Boston councilors propose declaring another public health crisis: road safety

Some city councilors are suggesting that Boston’s well-documented road safety issues should be declared a public health crisis or emergency – which could return power to the Boston Public Health Commission, which has come under fire for its unilateral actions during the pandemic.

City Council Speaker Ed Flynn and Councilwoman Kendra Lara introduced a non-binding resolution asking the city to declare “traffic crashes a public health crisis requiring urgent action,” a decision the council adopted by voice vote.

“We need to stay on top of these pedestrian safety issues. And it’s our job as city councilors to make sure we provide the safest neighborhood for our children, our families, especially our elderly and people with disabilities,” said Flynn, who openly advocates for safer streets for years.

Lara, who did not respond to another request for comment later in the week, added at Wednesday’s board meeting that “this is a public health emergency that requires planning and action. financial investments to be corrected”.

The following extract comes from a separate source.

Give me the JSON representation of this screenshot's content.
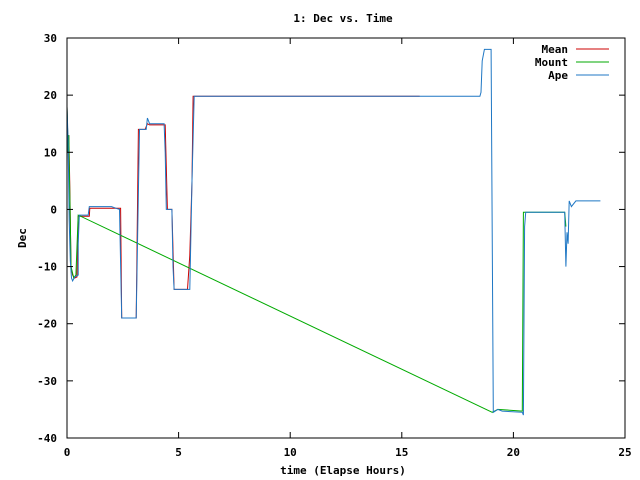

As a resolution, like many articles adopted by the council, this approval has no practical effect. But if the city declares a public health emergency or crisis — councilors have used each of those words at various times, though they have somewhat different meanings to the health commission — the city of Boston would again give power to a body that came under fire earlier this year for acting unilaterally under an emergency declaration.

Councilwoman Erin Murphy, the body’s public health chair and earlier this year critic of the BPHC’s continued use of the public health emergency declaration to continue making decisions without any open meetings , said there were a few questions.

“Road safety for pedestrians and those trying to get around the city is of the utmost importance – (as) chair of public health, I would like to know more about what the public health commission would add “, she said.

When Mayor Michelle Wu’s administration and the Boston Public Health Commission were asked whether such a road safety statement was on the table and what it would mean, the administration said that she was studying the question.

“Appropriate city and Boston Public Health Commission teams are reviewing the council’s resolution,” Wu’s office said in a statement. “We are committed to protecting our residents and keeping the streets of Boston safe.”

When asked what that would mean in practice, Flynn said he would have to engage the BPHC more formally to work on the actual logistics.

Two years ago, in March 2020, the BPHC declared the COVID-19 pandemic a public health emergency, a decision that gave its executive director wide latitude to take unilateral action regarding masking rules, trade restrictions and possibly vaccine requirements.

That statement remained in place through that winter, ultimately leading to criticism that the commission was doing questionable enforcement of state law and not being transparent or responsive about major decisions. related to the pandemic.

The commission eventually overturned the order in March.

Slightly different — though the city hasn’t quite explained how — is a “crisis” statement, which then-mayor Marty Walsh made in June 2020 on racism, signing and the Executive Order which proclaims that “Racism constitutes a public health emergency and crisis in the City of Boston.

The executive order, which followed a similar request from Councilman Ricardo Arroyo, also appealed to the BPHC – as well as the Department of Health and Human Resources, which no longer exists in the same form after Wu reshuffled the roles of senior health officials. – work with all other city departments to improve race policies.

The order, whose eight main goals are generally general statements such as “Engage historically marginalized communities in identifying problems and solutions and supporting community responses,” remains in effect.